According to Alden, the process put the search in a "holding pattern for a series of months, from March to late July," and that both HBHC and the other center have decided to not pursue a "really deep collaboration" at this time. At this point, a partnership would be "programmatic," but not a "long-term alliance." He said that details would be forthcoming in the next few weeks.
As a result, the new CEO is expected to be in place at the end of a three-to-four month process, sometime "before the end of 2013."
Meanwhile, Israelsen remains employed at an annual salary of $180,000, on a month-to-month basis, giving her a monthly salary of $15,000.
While not as high as that Edwards' annual salary of $265,000, Israelsen is herself a controversial choice because she brings no healthcare experience to the position and because her investiture echoes that of Edwards. The former CEO had no healthcare experience and was perceived as having worked his way into the position by strategically bouncing to it from his original capacity as counsel to the board.
Alden said that the Aris space is expected to have a soft launch in early September.
At issue also for many is the ongoing shifting location of the Broadway Youth Center (BYC). It has now moved twice, most recently to Wellington Avenue United Church of Christ, 615 W. Wellington Ave.
However, even that relocation only takes it through another year.
Asked about BYC, Alden said that the difficulty with the facility was finding a space that could accommodate all its clients' needs, and be both central and safe for them to come to. BYC was finding a space that could be both central and safe, given the clients' needs.

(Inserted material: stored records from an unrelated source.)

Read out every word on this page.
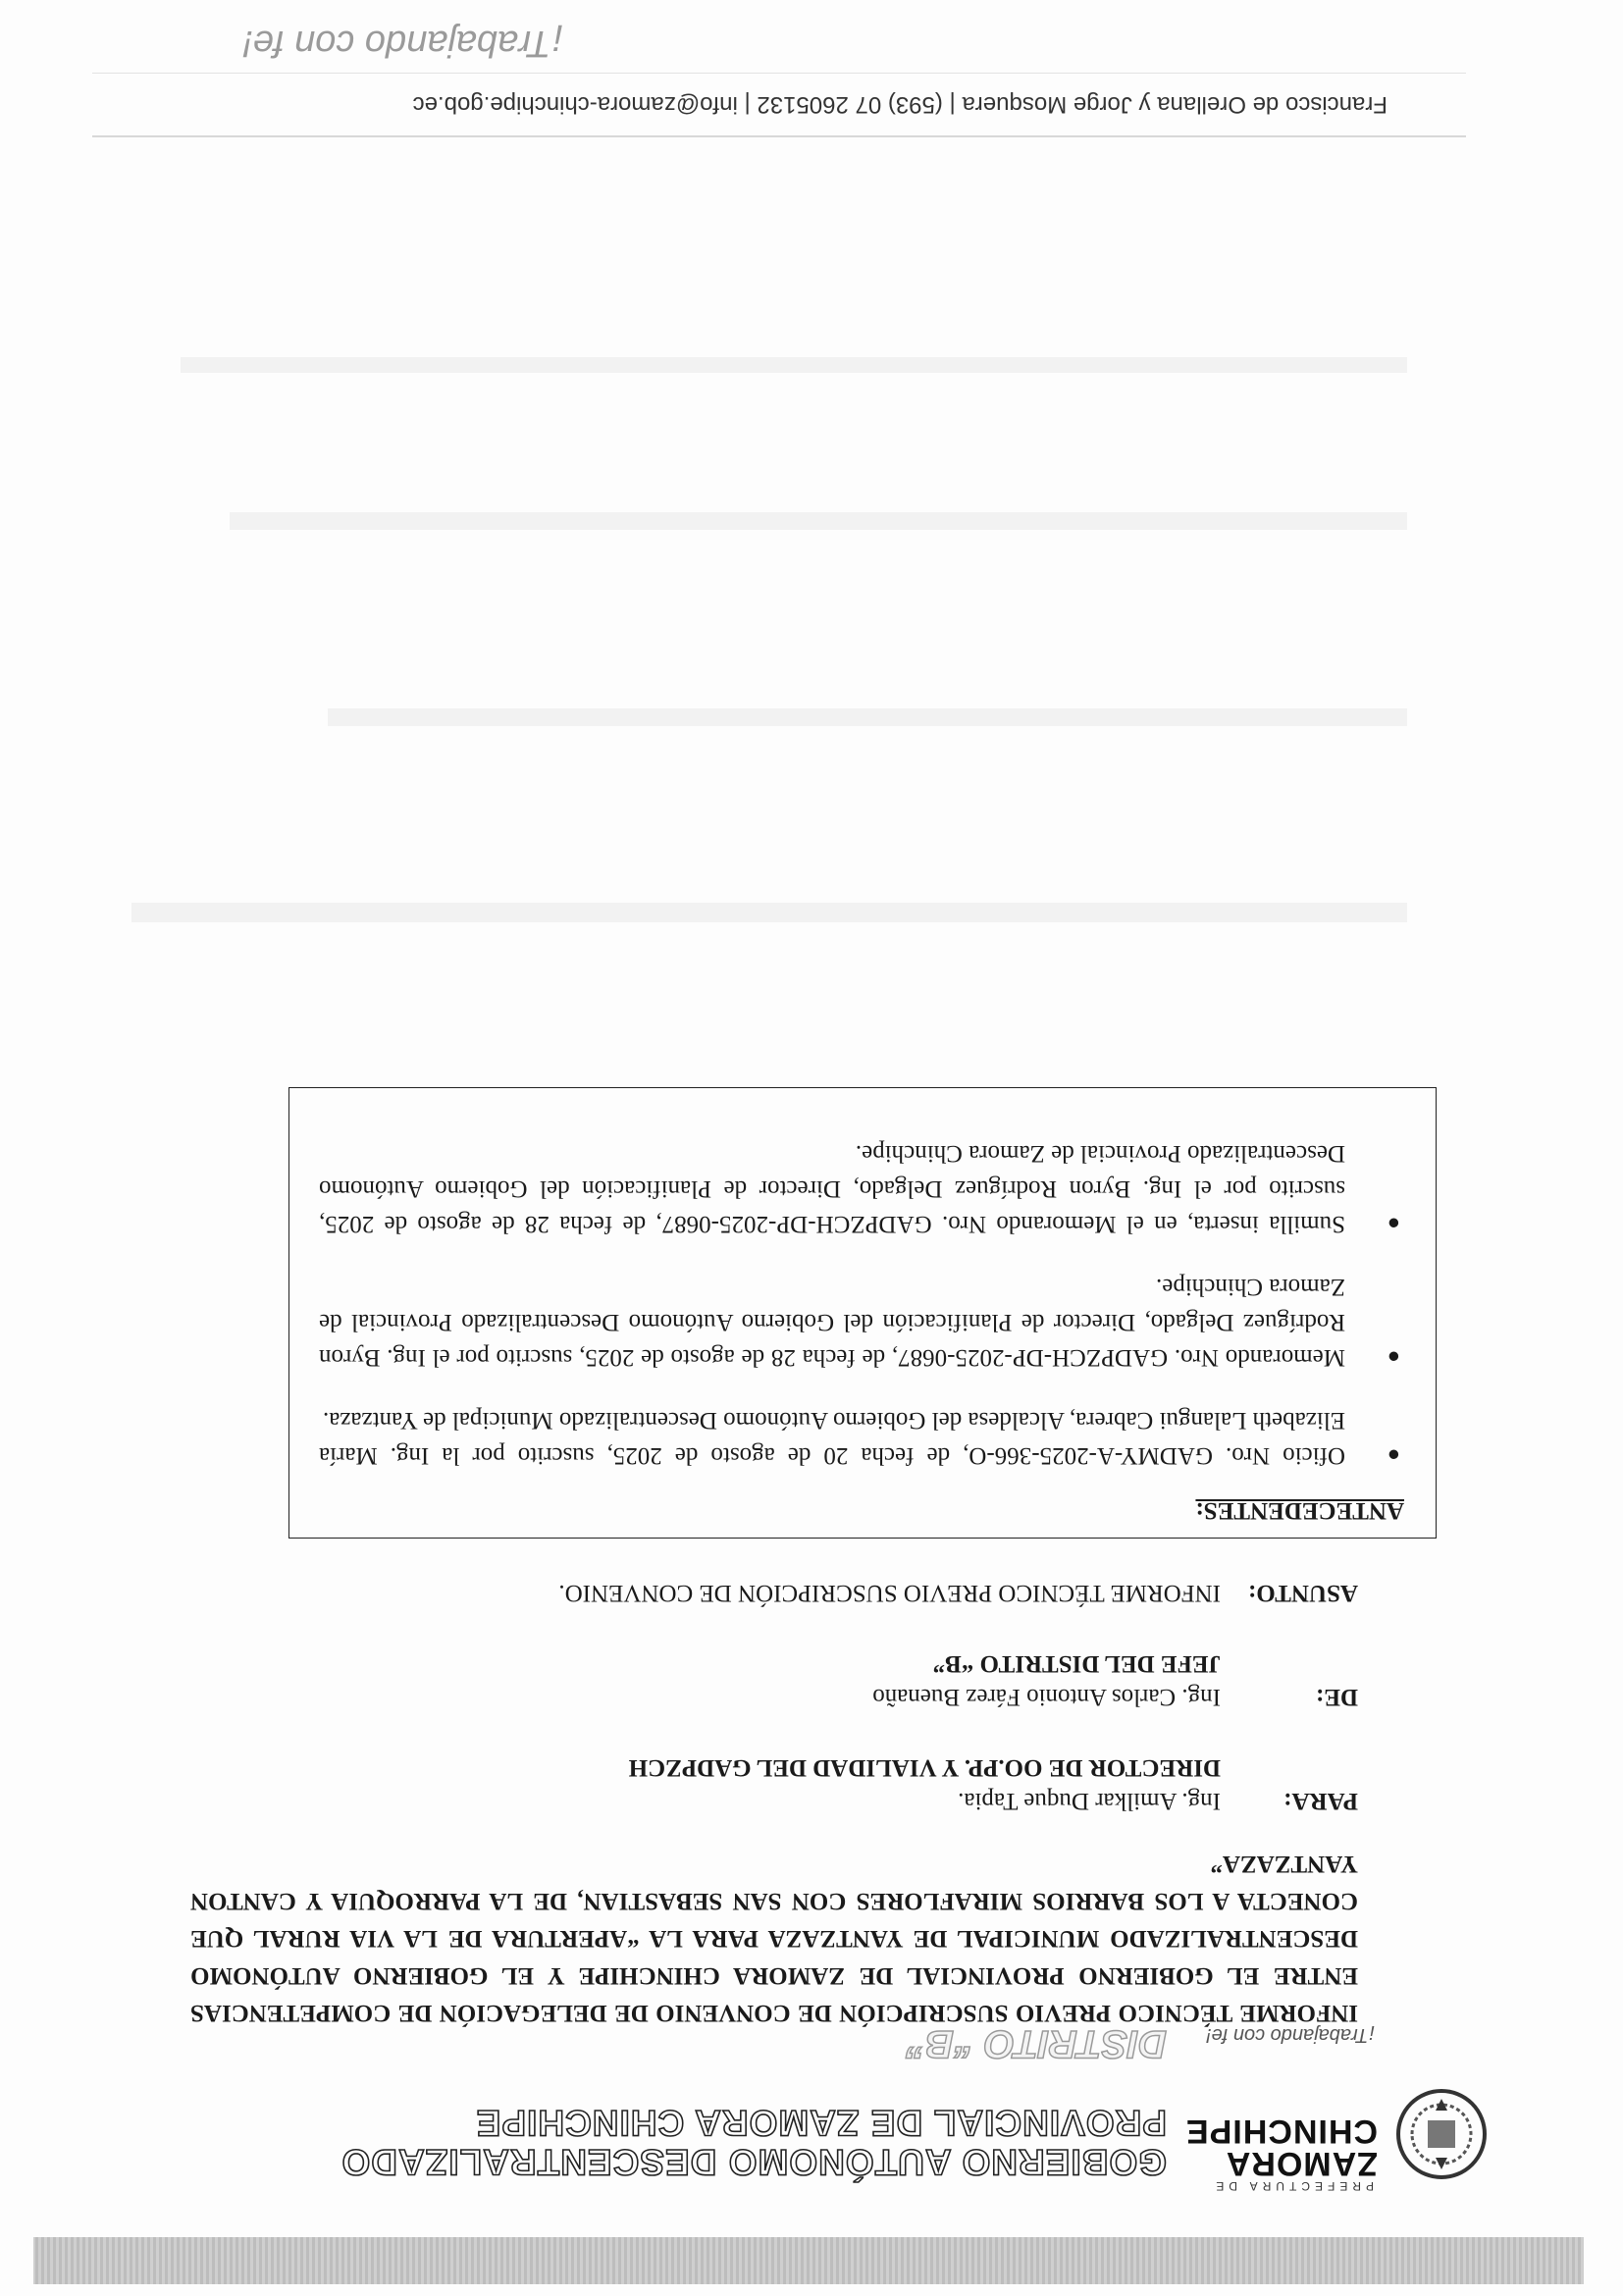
PREFECTURA DE
ZAMORA
CHINCHIPE
GOBIERNO AUTÓNOMO DESCENTRALIZADO
PROVINCIAL DE ZAMORA CHINCHIPE
DISTRITO “B” ¡Trabajando con fe!

INFORME TÉCNICO PREVIO SUSCRIPCIÓN DE CONVENIO DE DELEGACIÓN DE COMPETENCIAS ENTRE EL GOBIERNO PROVINCIAL DE ZAMORA CHINCHIPE Y EL GOBIERNO AUTÓNOMO DESCENTRALIZADO MUNICIPAL DE YANTZAZA PARA LA “APERTURA DE LA VIA RURAL QUE CONECTA A LOS BARRIOS MIRAFLORES CON SAN SEBASTIAN, DE LA PARROQUIA Y CANTON YANTZAZA”

PARA:
Ing. Amilkar Duque Tapia.
DIRECTOR DE OO.PP. Y VIALIDAD DEL GADPZCH
DE:
Ing. Carlos Antonio Fárez Buenaño
JEFE DEL DISTRITO “B”
ASUNTO:
INFORME TÉCNICO PREVIO SUSCRIPCIÓN DE CONVENIO.
ANTECEDENTES:
●
Oficio Nro. GADMY-A-2025-366-O, de fecha 20 de agosto de 2025, suscrito por la Ing. María Elizabeth Lalangui Cabrera, Alcaldesa del Gobierno Autónomo Descentralizado Municipal de Yantzaza.
●
Memorando Nro. GADPZCH-DP-2025-0687, de fecha 28 de agosto de 2025, suscrito por el Ing. Byron Rodríguez Delgado, Director de Planificación del Gobierno Autónomo Descentralizado Provincial de Zamora Chinchipe.
●
Sumilla inserta, en el Memorando Nro. GADPZCH-DP-2025-0687, de fecha 28 de agosto de 2025, suscrito por el Ing. Byron Rodríguez Delgado, Director de Planificación del Gobierno Autónomo Descentralizado Provincial de Zamora Chinchipe.
Francisco de Orellana y Jorge Mosquera | (593) 07 2605132 | info@zamora-chinchipe.gob.ec
¡Trabajando con fe!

In another update, Howard Brown had taken the vast majority of its Brown Elephant employees off healthcare by reducing them to part-time hours. Responding to an email follow-up question, communications manager David Dodd said that "Howard Brown Health Center has 19 full-time employees at the Brown Elephant, including exempt managers, out of a total of about 60 associates. All full-time employees are eligible to participate in the HBHC health plan. In addition, all employees, full-time and part-time, can receive four free primary-care visits a year at any HBHC facility."